Os CRFs podem ter cargos em comissão? E a regra constitucional do concurso público?

A Constituição Brasileira determina os parâmetros que devem ser seguidos. É bom conhecê-los, pois há exceções

Há algum tempo se tem visto discussões sobre a (im)possibilidade dos Conselhos Regionais de Farmácia (CRFs) nomearem não farmacêuticos para o exercício de funções de chefia sem concurso público.

Enfim, é ou não possível ?

É bom lembrar que a primeira resposta será encontrada na própria Constituição brasileira, que estabelece, nos incisos I e II, do seu artigo 37, a chamada “regra do concurso público”.

Art. 37. A administração pública direta e indireta de qualquer dos Poderes da União, dos Estados, do Distrito Federal e dos Municípios obedecerá aos princípios de legalidade, impessoalidade, moralidade, publicidade e eficiência e, também, ao seguinte: 

I – os cargos, empregos e funções públicas são acessíveis aos brasileiros que preencham os requisitos estabelecidos em lei, assim como aos estrangeiros, na forma da lei; 

II – a investidura em cargo ou emprego público depende de aprovação prévia em concurso público de provas ou de provas e títulos, de acordo com a natureza e a complexidade do cargo ou emprego, na forma prevista em lei (regra), ressalvadas as nomeações para cargo em comissão declarado em lei de livre nomeação e exoneração (exceção);

No entanto, como se sabe, toda regra admite exceções, e a Constituição também o fez, permitindo que possam ser admitidas nomeações sem concurso público para cargos em comissão, desde que haja previsão legal destes cargos serem de livre nomeação e exoneração, isto é, a pessoa nomeada não possui qualquer estabilidade no cargo.

Essa “previsão legal” se encontra primeiro na Lei Federal 3.820/60, que permite ao Conselho Federal de Farmácia (CFF) a expedição de resoluções.

Seguindo a autorização constitucional e a previsão legal, o CFF editou, em 31 de outubro de 2014, a Resolução CFF 603/14, estabelecendo o Regimento Interno Padrão dos CRFs.

Art. 55 – Ficam criados para atendimento exclusivo da Diretoria, até 8 (oito) empregos/cargos em comissão, de livre nomeação e exoneração, com graduação superior em qualquer área, cabendo a nomeação ao Presidente do Conselho Regional de Farmácia. 
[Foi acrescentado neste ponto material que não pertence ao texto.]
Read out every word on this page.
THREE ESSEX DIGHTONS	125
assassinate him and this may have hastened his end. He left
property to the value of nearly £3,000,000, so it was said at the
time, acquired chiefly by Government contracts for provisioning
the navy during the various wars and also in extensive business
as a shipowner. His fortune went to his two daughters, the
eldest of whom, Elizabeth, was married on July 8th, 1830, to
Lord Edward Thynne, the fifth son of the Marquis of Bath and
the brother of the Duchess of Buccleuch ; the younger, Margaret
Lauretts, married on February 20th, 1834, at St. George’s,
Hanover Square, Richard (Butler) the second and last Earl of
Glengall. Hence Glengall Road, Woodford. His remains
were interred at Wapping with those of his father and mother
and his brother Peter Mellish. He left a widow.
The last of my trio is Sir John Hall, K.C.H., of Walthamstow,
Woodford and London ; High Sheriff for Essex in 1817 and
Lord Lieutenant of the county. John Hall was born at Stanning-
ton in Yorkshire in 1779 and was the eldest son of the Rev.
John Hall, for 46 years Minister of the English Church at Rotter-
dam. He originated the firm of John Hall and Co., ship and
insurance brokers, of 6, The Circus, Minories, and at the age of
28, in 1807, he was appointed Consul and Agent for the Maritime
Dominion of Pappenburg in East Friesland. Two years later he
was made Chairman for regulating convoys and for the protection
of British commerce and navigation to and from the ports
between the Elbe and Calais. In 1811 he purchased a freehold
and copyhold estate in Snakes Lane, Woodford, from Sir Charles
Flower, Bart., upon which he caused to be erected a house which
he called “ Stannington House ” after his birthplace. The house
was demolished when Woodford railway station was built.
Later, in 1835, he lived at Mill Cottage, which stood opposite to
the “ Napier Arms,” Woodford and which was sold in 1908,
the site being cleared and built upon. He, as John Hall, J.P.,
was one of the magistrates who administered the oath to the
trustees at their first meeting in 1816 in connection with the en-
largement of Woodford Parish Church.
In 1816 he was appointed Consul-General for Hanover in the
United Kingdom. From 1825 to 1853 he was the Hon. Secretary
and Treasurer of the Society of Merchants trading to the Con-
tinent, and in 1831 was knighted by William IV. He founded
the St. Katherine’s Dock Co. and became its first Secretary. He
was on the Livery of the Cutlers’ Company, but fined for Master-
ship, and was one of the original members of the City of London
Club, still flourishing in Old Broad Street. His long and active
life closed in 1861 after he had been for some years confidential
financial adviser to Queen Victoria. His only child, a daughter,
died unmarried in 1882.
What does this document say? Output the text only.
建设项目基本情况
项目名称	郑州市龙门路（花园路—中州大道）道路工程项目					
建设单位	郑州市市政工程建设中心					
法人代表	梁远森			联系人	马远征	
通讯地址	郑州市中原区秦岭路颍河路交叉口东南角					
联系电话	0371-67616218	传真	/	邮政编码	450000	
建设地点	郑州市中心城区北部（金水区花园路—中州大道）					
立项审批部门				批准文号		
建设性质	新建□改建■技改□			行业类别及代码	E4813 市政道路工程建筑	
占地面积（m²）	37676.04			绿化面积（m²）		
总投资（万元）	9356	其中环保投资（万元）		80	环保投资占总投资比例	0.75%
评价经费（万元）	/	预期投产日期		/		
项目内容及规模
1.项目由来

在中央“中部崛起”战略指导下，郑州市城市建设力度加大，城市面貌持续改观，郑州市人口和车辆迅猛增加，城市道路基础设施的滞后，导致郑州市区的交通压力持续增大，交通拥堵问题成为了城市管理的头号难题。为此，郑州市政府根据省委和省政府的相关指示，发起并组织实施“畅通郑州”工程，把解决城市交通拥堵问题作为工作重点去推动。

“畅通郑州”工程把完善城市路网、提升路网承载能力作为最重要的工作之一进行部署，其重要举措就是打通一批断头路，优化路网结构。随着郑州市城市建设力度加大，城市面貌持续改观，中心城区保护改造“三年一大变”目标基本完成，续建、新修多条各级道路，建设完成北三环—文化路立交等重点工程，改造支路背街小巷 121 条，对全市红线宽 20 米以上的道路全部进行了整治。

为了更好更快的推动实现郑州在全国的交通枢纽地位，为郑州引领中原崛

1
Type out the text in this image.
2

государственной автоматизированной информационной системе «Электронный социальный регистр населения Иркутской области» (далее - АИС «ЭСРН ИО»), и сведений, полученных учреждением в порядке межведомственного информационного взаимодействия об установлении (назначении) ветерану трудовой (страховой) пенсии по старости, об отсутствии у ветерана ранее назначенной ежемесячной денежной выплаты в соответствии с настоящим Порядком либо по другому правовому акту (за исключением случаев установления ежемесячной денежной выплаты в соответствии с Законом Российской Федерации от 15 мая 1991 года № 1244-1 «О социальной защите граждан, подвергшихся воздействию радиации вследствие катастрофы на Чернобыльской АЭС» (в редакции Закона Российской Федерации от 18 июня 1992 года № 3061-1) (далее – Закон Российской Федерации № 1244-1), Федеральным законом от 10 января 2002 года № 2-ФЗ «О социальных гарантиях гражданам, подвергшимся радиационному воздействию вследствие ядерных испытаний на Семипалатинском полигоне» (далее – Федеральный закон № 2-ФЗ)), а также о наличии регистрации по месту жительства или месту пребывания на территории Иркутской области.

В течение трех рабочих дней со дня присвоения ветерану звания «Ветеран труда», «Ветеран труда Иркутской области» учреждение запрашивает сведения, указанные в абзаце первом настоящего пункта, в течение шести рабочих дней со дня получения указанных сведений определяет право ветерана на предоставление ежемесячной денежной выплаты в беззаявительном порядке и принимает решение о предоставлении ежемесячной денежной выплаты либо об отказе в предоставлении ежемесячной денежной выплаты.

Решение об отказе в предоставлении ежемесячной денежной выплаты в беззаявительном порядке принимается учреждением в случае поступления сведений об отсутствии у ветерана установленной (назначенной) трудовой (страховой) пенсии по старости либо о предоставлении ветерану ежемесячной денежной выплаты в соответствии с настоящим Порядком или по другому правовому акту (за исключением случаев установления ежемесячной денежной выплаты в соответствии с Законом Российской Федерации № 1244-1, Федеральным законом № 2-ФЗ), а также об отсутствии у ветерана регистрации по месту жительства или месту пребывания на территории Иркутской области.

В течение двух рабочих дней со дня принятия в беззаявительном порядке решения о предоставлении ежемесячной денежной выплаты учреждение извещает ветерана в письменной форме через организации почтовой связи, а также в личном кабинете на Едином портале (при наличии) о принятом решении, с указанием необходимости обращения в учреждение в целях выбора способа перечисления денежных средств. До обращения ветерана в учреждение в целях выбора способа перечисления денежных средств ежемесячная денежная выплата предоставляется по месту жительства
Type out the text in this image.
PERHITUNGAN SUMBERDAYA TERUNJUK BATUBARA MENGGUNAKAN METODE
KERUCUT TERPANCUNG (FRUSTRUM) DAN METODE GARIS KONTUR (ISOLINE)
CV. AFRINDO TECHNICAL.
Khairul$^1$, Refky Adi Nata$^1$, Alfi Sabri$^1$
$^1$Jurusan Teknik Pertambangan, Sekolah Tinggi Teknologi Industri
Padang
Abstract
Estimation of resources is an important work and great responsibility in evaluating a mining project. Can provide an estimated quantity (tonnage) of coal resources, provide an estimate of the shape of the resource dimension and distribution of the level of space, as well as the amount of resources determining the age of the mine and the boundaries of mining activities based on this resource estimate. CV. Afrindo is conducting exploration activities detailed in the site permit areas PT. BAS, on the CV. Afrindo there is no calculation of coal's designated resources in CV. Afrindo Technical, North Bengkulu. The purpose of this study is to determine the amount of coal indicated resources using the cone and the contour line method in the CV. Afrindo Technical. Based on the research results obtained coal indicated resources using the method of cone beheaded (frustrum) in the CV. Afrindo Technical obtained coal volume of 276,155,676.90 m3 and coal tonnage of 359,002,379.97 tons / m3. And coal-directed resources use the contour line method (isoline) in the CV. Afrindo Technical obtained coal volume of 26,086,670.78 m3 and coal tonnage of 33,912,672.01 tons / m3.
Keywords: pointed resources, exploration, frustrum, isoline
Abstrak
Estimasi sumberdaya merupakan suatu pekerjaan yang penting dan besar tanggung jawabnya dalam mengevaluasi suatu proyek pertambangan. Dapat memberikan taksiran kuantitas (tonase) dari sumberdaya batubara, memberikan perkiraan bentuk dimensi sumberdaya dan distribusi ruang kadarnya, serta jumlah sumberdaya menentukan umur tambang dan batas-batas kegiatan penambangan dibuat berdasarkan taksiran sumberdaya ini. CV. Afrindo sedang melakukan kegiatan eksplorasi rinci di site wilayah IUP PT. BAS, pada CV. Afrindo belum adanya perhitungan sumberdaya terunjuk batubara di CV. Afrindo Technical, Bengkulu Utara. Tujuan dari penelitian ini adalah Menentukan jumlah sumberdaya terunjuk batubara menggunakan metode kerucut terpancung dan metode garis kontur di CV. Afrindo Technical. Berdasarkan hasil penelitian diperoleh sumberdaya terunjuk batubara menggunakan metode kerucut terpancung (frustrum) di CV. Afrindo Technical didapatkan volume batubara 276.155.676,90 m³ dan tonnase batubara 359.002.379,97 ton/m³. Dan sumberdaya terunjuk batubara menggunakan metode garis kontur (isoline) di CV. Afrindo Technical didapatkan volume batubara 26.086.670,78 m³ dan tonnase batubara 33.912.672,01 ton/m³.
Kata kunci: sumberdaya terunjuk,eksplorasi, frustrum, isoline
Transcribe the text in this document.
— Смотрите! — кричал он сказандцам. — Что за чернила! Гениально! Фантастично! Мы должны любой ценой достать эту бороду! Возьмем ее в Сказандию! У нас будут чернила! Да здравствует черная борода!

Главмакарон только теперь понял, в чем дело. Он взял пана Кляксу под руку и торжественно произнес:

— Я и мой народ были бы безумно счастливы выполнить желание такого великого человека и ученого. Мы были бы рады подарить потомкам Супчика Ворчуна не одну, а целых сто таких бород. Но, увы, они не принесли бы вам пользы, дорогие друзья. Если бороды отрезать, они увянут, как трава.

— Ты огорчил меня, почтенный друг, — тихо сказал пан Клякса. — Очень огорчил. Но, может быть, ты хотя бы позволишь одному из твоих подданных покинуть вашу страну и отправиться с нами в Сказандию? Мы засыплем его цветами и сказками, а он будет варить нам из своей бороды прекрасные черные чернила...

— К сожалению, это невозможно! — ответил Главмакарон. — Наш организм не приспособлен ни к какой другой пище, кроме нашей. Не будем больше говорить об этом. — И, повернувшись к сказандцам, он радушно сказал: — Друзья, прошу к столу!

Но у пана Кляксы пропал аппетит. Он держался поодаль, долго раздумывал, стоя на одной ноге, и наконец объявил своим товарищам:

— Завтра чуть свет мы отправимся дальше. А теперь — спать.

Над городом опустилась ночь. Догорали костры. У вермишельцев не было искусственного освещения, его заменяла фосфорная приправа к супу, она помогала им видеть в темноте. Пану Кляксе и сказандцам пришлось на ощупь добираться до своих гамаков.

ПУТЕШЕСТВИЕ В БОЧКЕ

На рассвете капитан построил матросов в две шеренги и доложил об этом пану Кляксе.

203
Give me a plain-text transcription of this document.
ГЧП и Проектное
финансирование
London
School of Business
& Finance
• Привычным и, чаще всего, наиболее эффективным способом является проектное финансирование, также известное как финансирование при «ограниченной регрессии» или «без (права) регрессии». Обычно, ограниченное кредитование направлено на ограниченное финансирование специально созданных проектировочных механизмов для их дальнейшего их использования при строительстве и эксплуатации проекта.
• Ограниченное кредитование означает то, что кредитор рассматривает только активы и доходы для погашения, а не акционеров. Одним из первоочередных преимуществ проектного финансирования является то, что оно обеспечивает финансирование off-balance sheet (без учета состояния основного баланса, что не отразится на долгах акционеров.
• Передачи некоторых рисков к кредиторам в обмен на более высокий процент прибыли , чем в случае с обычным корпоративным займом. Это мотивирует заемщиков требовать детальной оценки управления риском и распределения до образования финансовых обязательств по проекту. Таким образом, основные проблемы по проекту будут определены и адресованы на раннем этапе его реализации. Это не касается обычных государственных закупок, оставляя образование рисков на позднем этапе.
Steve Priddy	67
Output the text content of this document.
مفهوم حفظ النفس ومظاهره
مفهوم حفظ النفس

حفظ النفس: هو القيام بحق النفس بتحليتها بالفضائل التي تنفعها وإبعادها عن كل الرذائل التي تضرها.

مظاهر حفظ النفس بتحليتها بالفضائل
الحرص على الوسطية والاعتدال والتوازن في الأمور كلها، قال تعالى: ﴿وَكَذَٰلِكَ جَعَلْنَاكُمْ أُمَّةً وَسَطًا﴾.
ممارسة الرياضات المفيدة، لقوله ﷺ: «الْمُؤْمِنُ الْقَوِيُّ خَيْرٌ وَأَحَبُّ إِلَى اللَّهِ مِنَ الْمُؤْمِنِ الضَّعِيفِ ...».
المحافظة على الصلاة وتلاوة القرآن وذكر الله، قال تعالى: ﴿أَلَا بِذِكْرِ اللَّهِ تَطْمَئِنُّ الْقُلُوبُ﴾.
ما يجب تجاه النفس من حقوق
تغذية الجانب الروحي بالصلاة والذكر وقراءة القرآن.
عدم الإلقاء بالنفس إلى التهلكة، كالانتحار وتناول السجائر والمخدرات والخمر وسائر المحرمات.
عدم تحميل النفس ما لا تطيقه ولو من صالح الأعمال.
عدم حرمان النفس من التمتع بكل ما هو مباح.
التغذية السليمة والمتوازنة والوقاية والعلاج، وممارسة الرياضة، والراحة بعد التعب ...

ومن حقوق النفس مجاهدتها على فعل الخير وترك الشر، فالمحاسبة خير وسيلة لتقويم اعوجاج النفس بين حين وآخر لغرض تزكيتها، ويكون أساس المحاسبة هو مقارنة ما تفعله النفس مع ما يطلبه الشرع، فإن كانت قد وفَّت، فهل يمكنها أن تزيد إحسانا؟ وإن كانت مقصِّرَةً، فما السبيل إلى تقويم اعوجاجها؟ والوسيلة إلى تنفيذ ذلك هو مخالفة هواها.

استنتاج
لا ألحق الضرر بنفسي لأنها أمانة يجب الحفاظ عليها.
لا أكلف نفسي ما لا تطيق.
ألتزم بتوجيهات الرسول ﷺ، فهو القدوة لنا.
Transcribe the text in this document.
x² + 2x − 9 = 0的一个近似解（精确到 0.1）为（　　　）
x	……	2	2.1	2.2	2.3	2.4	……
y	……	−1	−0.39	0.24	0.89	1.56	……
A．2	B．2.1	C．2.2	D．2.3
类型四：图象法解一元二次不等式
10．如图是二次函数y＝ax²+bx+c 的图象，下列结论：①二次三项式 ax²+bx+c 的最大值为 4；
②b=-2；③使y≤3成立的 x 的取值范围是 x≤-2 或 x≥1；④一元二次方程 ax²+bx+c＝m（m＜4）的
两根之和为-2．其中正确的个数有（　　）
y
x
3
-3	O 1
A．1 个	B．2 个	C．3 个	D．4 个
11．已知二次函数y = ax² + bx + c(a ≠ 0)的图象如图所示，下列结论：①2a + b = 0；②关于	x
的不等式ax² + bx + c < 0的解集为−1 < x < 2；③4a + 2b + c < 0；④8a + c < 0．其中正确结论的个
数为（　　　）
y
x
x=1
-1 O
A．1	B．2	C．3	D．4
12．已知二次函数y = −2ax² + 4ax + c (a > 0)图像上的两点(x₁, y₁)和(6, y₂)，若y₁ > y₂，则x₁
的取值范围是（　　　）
Parágrafo único – Os empregos/cargos em comissão, de livre nomeação e exoneração, destinam-se apenas às atribuições de direção, chefia e assessoramento, justificando-se somente quando o exercício das atribuições exija uma especial fidúcia e responsabilidade de seu ocupante, sendo obrigatória a graduação de nível superior.

Os CRFs devem respeitar as seguintes regras:

a) o integrante do cargo em comissão, de livre nomeação e exoneração, possua formação superior, em qualquer área de formação;

b) o cargo em comissão necessariamente seja para as atribuições de direção, chefia e assessoramento;

c) o atendimento seja à diretoria do CRF;

d) a nomeação seja feita pelo presidente do CRF.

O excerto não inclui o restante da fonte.